Planning a service page around one keyword is becoming a weaker model.
Google’s generative AI guidance explicitly mentions query fan-out. WordStream’s June 8 analysis makes the practical consequence clearer: AI systems often expand a single question into a cluster of related sub-queries before deciding what to retrieve and cite.
That article cites research suggesting a single prompt in ChatGPT or Gemini can trigger roughly 8 to 10 parallel queries, with Gemini averaging 10.7 in one cited dataset. Even if those numbers evolve, the planning implication is the same: the visible query is not the whole retrieval event.
So the page that wins is not only the page that matches the head term. It is often the page that best covers the decision context around that term.
What query fan-out changes
A buyer might search for "AI workflow consultant." The system may internally expand that into related questions like:
- what does an AI workflow consultant actually do;
- how much does implementation cost;
- when do you need custom systems instead of Zapier;
- what tools are included;
- what proof shows this consultant can actually ship.
That means your service page is being judged against a wider decision space than the visible query suggests.
From head term to question cluster
Instead of starting with one keyword, start with one commercial question cluster.
For a service page, I would group the likely fan-out into five layers:
- Definition questions: what the service is and is not.
- Fit questions: who it is for, who should not buy it, and what stage it suits.
- Process questions: how it works, what is included, what happens first.

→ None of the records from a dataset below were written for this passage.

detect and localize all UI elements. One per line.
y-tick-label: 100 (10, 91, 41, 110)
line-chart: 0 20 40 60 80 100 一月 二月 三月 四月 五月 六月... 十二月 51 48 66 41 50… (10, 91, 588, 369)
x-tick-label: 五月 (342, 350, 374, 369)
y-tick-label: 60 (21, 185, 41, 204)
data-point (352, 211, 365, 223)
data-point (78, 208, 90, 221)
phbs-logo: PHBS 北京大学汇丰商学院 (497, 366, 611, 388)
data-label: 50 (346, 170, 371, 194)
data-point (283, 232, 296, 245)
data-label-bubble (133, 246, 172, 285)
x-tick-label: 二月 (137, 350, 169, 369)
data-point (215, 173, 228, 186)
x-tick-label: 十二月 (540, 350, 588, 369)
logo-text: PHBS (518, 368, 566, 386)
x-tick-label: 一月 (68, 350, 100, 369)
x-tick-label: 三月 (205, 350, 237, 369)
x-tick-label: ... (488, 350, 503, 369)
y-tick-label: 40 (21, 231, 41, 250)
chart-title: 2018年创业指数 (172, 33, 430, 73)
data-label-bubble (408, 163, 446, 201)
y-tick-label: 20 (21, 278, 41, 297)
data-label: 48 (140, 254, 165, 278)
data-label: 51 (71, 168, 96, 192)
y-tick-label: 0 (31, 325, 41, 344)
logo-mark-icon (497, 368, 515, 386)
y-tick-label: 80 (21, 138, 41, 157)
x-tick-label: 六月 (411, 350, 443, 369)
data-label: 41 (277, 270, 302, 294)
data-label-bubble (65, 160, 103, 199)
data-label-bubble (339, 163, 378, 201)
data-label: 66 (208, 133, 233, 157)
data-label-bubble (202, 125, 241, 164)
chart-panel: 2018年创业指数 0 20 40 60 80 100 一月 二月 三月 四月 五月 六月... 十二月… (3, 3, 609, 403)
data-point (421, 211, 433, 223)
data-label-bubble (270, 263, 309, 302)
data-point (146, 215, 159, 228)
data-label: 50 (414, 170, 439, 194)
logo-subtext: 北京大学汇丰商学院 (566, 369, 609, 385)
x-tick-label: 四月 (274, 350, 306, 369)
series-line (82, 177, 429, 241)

- Proof questions: what has been built, what changed, and why this provider is credible.
- Decision questions: budget, timelines, comparisons, and next step.
That gives the page more ways to match what the AI is actually testing in the background.
How to plan the page
A stronger service page plan usually looks like this:
- Open with a direct answer block. Name the service clearly and define the outcome in plain language.
- Use subheads that mirror buyer questions. Not vague marketing section names.
- Place proof near the relevant claims. Let systems pages, case studies, and field notes reinforce the exact capability being promised.
- Support the page internally. Link out to the related blog posts that answer narrower fan-out questions in more depth.
- Keep the page commercially coherent. Do not let supportive answer coverage blur the page’s main offer.
My analysis: fan-out planning works best when the service page stays focused while the surrounding internal-link structure handles depth.
What not to do
The wrong reaction is to stuff every possible sub-question into one bloated page.
Fan-out does not mean infinite length. It means smarter planning.
Avoid:
- repeating the same offer in five slightly different phrasings;
- forcing FAQ sludge under every service heading;
- burying the main commercial next step under educational filler;
- treating internal links like decoration instead of support signals.
CTA: If your service pages still revolve around one keyword and a vague headline, re-plan them around the real question cluster. That is much closer to how AI search now evaluates commercial relevance.